Although the book is aimed primarily at historians and political scientists, it remains fairly accessible to non-specialists, avoiding unnecessary jargon and firmly guiding readers through successive periods of Indian history. The first chapter for instance looks at the onset of the British Raj after the failed Mutiny of 1857. The Crown’s direct intrusion into Indian political affairs marked a crisis in theorising sovereignty and the sovereign’s body in both England and the subcontinent. What follows is a fascinating account of the debates and confusions over how to appropriately determine Victoria’s title in the Indian context. If Islamic titles as padishah, sultan, or shahinshah were deemed unsuitable then so were Hindu honorifics like raja and adhiraj. The word ‘emperor’ drawn from Roman imperial history was also problematic, and one of the titles suggested was ‘Kaisar-i-Hind’ coined by the Hungarian born British orientalist GW Leitner. Banerjee also examines how such debates played out amongst local agents, namely the Indian detractors and supporters of the Raj, the latter belonging mostly to the elite classes. The following chapter turns specifically to these indigenous contexts, examining how the changing definitions of sovereignty under colonial rule impacted the Indian princely states. The chapter’s focus, however, is not the well-known principalities in western India such as Jaipur, Baroda or Gwalior. Instead, we are taken to Cooch Behar and Tripura, where Banerjee explores the often neglected impact of the Brahmo reform movement through the figures of Keshub Chandra Sen and the Nobel laureate Rabindranath Tagore.

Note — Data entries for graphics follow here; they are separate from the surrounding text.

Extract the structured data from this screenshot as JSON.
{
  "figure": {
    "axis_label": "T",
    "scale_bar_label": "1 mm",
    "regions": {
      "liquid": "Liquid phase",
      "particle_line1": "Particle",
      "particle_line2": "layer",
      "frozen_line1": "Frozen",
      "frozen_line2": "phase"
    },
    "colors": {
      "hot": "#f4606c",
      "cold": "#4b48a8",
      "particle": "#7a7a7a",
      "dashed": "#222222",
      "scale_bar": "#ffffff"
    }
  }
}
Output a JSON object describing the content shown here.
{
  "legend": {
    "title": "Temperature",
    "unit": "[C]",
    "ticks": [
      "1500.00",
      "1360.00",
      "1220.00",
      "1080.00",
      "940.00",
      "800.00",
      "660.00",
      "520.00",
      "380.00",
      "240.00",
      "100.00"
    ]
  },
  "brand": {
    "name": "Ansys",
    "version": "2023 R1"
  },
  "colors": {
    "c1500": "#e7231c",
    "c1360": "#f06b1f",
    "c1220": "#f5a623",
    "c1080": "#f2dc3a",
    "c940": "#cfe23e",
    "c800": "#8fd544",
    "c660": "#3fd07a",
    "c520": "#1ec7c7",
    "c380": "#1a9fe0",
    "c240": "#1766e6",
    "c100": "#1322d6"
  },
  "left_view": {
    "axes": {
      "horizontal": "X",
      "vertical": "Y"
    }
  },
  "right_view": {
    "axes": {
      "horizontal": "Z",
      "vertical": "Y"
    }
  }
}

It is in attempting to answer why “a real form of Indian national kingship [did] not emerge during colonial rule or in the postcolonial decades” that Banerjee launches on his most detailed survey of Indian intellectual history. Drawing upon diverse sources such as native writers (Bankimchandra Chattopadhyay and Tagore), religious reformers (Swami Vivekananda), and political thinkers (Bal Gangadhar Tilak), the author explores indigenous, as well as European (particularly German) and Japanese, ideas of monarchy. Also included are the contributions of women reformers such as Maharani Sunity Devi of Cooch Behar, Rokeya Sakhawat Hossain, Sister Nivedita and Sarojini Naidu. While Banerjee touches upon subaltern voices throughout the book, these come into greater focus in the fourth chapter where he examines the “Kshatriyaisation” of peasant communities in Bengal and the North-East. As usual, we get to learn fascinating historical anecdotes such as the active recruitment of the Rajavamshis in the British military during the First World War. In the final section, the book comes full circle, returning to our contemporary times. In a particularly illuminating discussion, Banerjee traces the impact of ideas of a messianic sovereign upon modern political institutions. Beginning with Gandhi and Tagore, the author goes on to discuss Bharat Sevashram Sangha and other parallel movements. As Banerjee reminds us in his afterword: “this book has not been a study of kingship per se”. Instead, The Mortal God provides a valuable insight into the lasting intellectual and ideological legacy of the ideas of the sovereign body and the sovereign state that emerged in the colonial era and went on to shape the modern independent nation.